I’m stuck in something of a conundrum. I’ve realised that writing about Italy – Tuscany in particular – leads otherwise capable writers into committing themselves to the most self-satisfied, plummy language. There are other places in the world in which this becomes equally tempting: India occasionally, rural England, Burgundy, Provence, New England, the Pacific Northwest, one’s own garden, etc. But Italy is particularly bad. It is difficult, when writing about Italy, to avoid harping on upon the vivaciousness of the Italian tomato, or the quirkiness of the stray Italian who happens upon your path. This is problematic. It may be a pleasure for the writer to descant on la dolce vita, but the reader suspects there is degree of the writer’s self-romancing, suspects she has read it before somewhere (or everywhere) else. Such writing does no favours to anyone. It comes to no realisation. It smacks of privilege (and a lack of the imagination). It is best kept for the self to feed over. It is a kind of pornography.
I’m particularly aware of the general irrelevance of my experience in Italy as a friend has just come back from Jordan and the West Bank. Her observations are moral, political, historical, social. She has seen guns, poverty, and injustice.

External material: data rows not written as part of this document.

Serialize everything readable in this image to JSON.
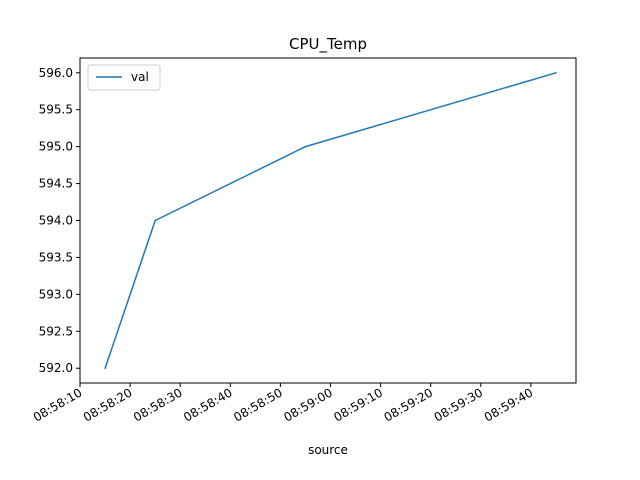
{
  "chart_data": {
    "type": "line",
    "title": "CPU_Temp",
    "xlabel": "source",
    "ylabel": "",
    "legend_position": "top-left",
    "grid": false,
    "x_ticks": [
      "08:58:10",
      "08:58:20",
      "08:58:30",
      "08:58:40",
      "08:58:50",
      "08:59:00",
      "08:59:10",
      "08:59:20",
      "08:59:30",
      "08:59:40"
    ],
    "xlim": [
      "08:58:10",
      "08:59:49"
    ],
    "y_ticks": [
      "592.0",
      "592.5",
      "593.0",
      "593.5",
      "594.0",
      "594.5",
      "595.0",
      "595.5",
      "596.0"
    ],
    "ylim": [
      591.8,
      596.2
    ],
    "series": [
      {
        "name": "val",
        "color": "#1f77b4",
        "x": [
          "08:58:15",
          "08:58:25",
          "08:58:55",
          "08:59:45"
        ],
        "y": [
          592.0,
          594.0,
          595.0,
          596.0
        ]
      }
    ]
  }
}
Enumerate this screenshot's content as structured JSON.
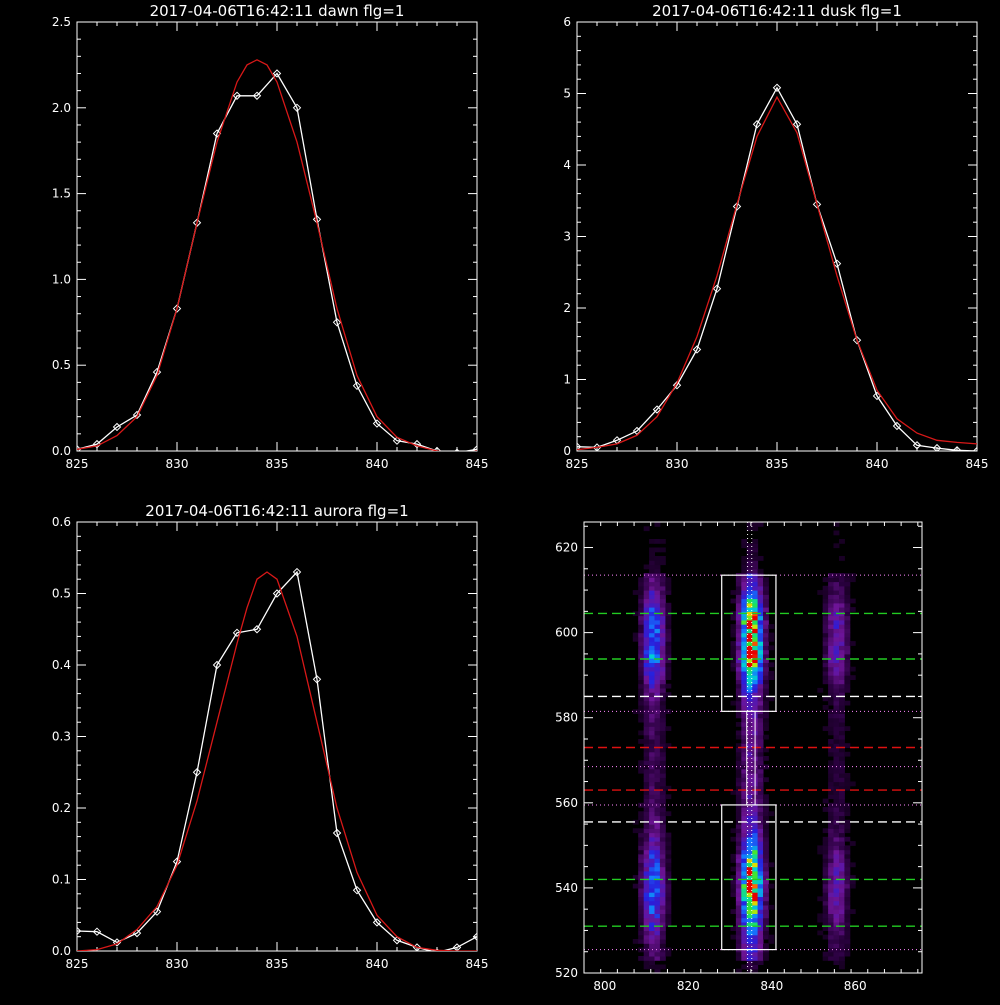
{
  "chart_data": [
    {
      "type": "line",
      "title": "2017-04-06T16:42:11 dawn flg=1",
      "xlim": [
        825,
        845
      ],
      "ylim": [
        0,
        2.5
      ],
      "xticks": [
        "825",
        "830",
        "835",
        "840",
        "845"
      ],
      "yticks": [
        "0.0",
        "0.5",
        "1.0",
        "1.5",
        "2.0",
        "2.5"
      ],
      "series": [
        {
          "color": "#ffffff",
          "marker": "diamond",
          "x": [
            825,
            826,
            827,
            828,
            829,
            830,
            831,
            832,
            833,
            834,
            835,
            836,
            837,
            838,
            839,
            840,
            841,
            842,
            843,
            844,
            845
          ],
          "y": [
            0.01,
            0.04,
            0.14,
            0.21,
            0.46,
            0.83,
            1.33,
            1.85,
            2.07,
            2.07,
            2.2,
            2.0,
            1.35,
            0.75,
            0.38,
            0.16,
            0.06,
            0.04,
            0.0,
            -0.01,
            0.01
          ]
        },
        {
          "color": "#d81818",
          "x": [
            825,
            826,
            827,
            828,
            829,
            830,
            831,
            832,
            833,
            833.5,
            834,
            834.5,
            835,
            836,
            837,
            838,
            839,
            840,
            841,
            842,
            843,
            844,
            845
          ],
          "y": [
            0.01,
            0.03,
            0.09,
            0.2,
            0.44,
            0.83,
            1.33,
            1.8,
            2.15,
            2.25,
            2.28,
            2.25,
            2.15,
            1.8,
            1.33,
            0.83,
            0.44,
            0.2,
            0.08,
            0.03,
            0.0,
            -0.02,
            0.0
          ]
        }
      ]
    },
    {
      "type": "line",
      "title": "2017-04-06T16:42:11 dusk flg=1",
      "xlim": [
        825,
        845
      ],
      "ylim": [
        0,
        6
      ],
      "xticks": [
        "825",
        "830",
        "835",
        "840",
        "845"
      ],
      "yticks": [
        "0",
        "1",
        "2",
        "3",
        "4",
        "5",
        "6"
      ],
      "series": [
        {
          "color": "#ffffff",
          "marker": "diamond",
          "x": [
            825,
            826,
            827,
            828,
            829,
            830,
            831,
            832,
            833,
            834,
            835,
            836,
            837,
            838,
            839,
            840,
            841,
            842,
            843,
            844,
            845
          ],
          "y": [
            0.06,
            0.05,
            0.15,
            0.28,
            0.58,
            0.92,
            1.42,
            2.27,
            3.42,
            4.57,
            5.08,
            4.57,
            3.45,
            2.62,
            1.55,
            0.77,
            0.35,
            0.08,
            0.04,
            0.01,
            0.0
          ]
        },
        {
          "color": "#d81818",
          "x": [
            825,
            826,
            827,
            828,
            829,
            830,
            831,
            832,
            833,
            834,
            835,
            836,
            837,
            838,
            839,
            840,
            841,
            842,
            843,
            844,
            845
          ],
          "y": [
            0.02,
            0.05,
            0.1,
            0.22,
            0.48,
            0.95,
            1.6,
            2.45,
            3.45,
            4.4,
            4.95,
            4.45,
            3.45,
            2.45,
            1.55,
            0.85,
            0.45,
            0.25,
            0.15,
            0.12,
            0.1
          ]
        }
      ]
    },
    {
      "type": "line",
      "title": "2017-04-06T16:42:11 aurora flg=1",
      "xlim": [
        825,
        845
      ],
      "ylim": [
        0,
        0.6
      ],
      "xticks": [
        "825",
        "830",
        "835",
        "840",
        "845"
      ],
      "yticks": [
        "0.0",
        "0.1",
        "0.2",
        "0.3",
        "0.4",
        "0.5",
        "0.6"
      ],
      "series": [
        {
          "color": "#ffffff",
          "marker": "diamond",
          "x": [
            825,
            826,
            827,
            828,
            829,
            830,
            831,
            832,
            833,
            834,
            835,
            836,
            837,
            838,
            839,
            840,
            841,
            842,
            843,
            844,
            845
          ],
          "y": [
            0.028,
            0.027,
            0.012,
            0.025,
            0.055,
            0.125,
            0.25,
            0.4,
            0.445,
            0.45,
            0.5,
            0.53,
            0.38,
            0.165,
            0.085,
            0.04,
            0.015,
            0.005,
            -0.002,
            0.005,
            0.02
          ]
        },
        {
          "color": "#d81818",
          "x": [
            825,
            826,
            827,
            828,
            829,
            830,
            831,
            832,
            833,
            833.5,
            834,
            834.5,
            835,
            836,
            837,
            838,
            839,
            840,
            841,
            842,
            843,
            844,
            845
          ],
          "y": [
            0.0,
            0.002,
            0.01,
            0.03,
            0.062,
            0.12,
            0.21,
            0.32,
            0.43,
            0.48,
            0.52,
            0.53,
            0.52,
            0.44,
            0.32,
            0.2,
            0.11,
            0.05,
            0.02,
            0.005,
            0.001,
            0.0,
            0.0
          ]
        }
      ]
    },
    {
      "type": "heatmap",
      "xlim": [
        795,
        876
      ],
      "ylim": [
        520,
        626
      ],
      "xticks": [
        "800",
        "820",
        "840",
        "860"
      ],
      "yticks": [
        "520",
        "540",
        "560",
        "580",
        "600",
        "620"
      ],
      "emission_bands": [
        {
          "x_center": 811,
          "brightness": 0.55
        },
        {
          "x_center": 834.5,
          "brightness": 1.0
        },
        {
          "x_center": 855,
          "brightness": 0.3
        }
      ],
      "boxes": [
        {
          "x": [
            828,
            841
          ],
          "y": [
            581.5,
            613.5
          ],
          "color": "#ffffff"
        },
        {
          "x": [
            828,
            841
          ],
          "y": [
            525.5,
            559.5
          ],
          "color": "#ffffff"
        }
      ],
      "vertical_lines": [
        {
          "x": 834.2,
          "color": "#ffffff",
          "style": "dotted"
        },
        {
          "x": 835.2,
          "color": "#ffffff",
          "style": "dotted"
        }
      ],
      "horizontal_lines": [
        {
          "y": 613.5,
          "color": "#ff88ff",
          "style": "dotted"
        },
        {
          "y": 604.5,
          "color": "#22cc22",
          "style": "dashed"
        },
        {
          "y": 593.8,
          "color": "#22cc22",
          "style": "dashed"
        },
        {
          "y": 585.0,
          "color": "#ffffff",
          "style": "dashed"
        },
        {
          "y": 581.5,
          "color": "#ff88ff",
          "style": "dotted"
        },
        {
          "y": 573.0,
          "color": "#dd1111",
          "style": "dashed"
        },
        {
          "y": 568.5,
          "color": "#ff88ff",
          "style": "dotted"
        },
        {
          "y": 563.0,
          "color": "#dd1111",
          "style": "dashed"
        },
        {
          "y": 559.5,
          "color": "#ff88ff",
          "style": "dotted"
        },
        {
          "y": 555.5,
          "color": "#ffffff",
          "style": "dashed"
        },
        {
          "y": 542.0,
          "color": "#22cc22",
          "style": "dashed"
        },
        {
          "y": 531.0,
          "color": "#22cc22",
          "style": "dashed"
        },
        {
          "y": 525.5,
          "color": "#ff88ff",
          "style": "dotted"
        }
      ]
    }
  ]
}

I’ve just driven around a few hill towns.
So it is difficult to think of the adequate or just word to explain my recent trip to Italy. How do you say what it was like without slipping into syrup? I’m at a loss, and will have to just try to avoid wobbling into treacle as much as I can.
I’ve wanted to go to Italy for several years, and besieged A. to go. He finally agreed, as long as we avoided cities. A. did not like Barcelona. He is not a fan of Paris. So, no Rome, no Florence, no Naples. No museums or art galleries or hours trying to fit everything in. We would try to lie low, eat good food, see new vistas, survive in someone else’s normal, not try to conquer the landscape as though it’d never been done before.
I learned a bit of Italian. A. gave me an Italian Pimsleur course, which I would practice while getting dressed in the morning and undressed in the evening for two months. A bombastic American voice would announce, ‘Say “I’d like some white wine”’, and I would dutifully mangle or parrot back what I’d retained. David Sedaris has written about the entertaining codification of national biases in various Pimsleur courses, and the Pimsleur Italian course prepared me to ward off unwanted insistent admirers, to contradict everything my male companion said, and to describe my large brood of children.
I coupled that with a textbook called Ciao! which was mostly for vocabulary and spelling (Italian does have a few silent or elided letters), and found a conjugation handbook at the £2 bookstore. This, plus a smattering of reading on the Medicis, was all our preparation. I packed my new Dante, which I envisioned myself translating piecemeal on a sunburnt hill, and my textbooks (read: crutches) and Pietro Grossi’s new novel in English and set off.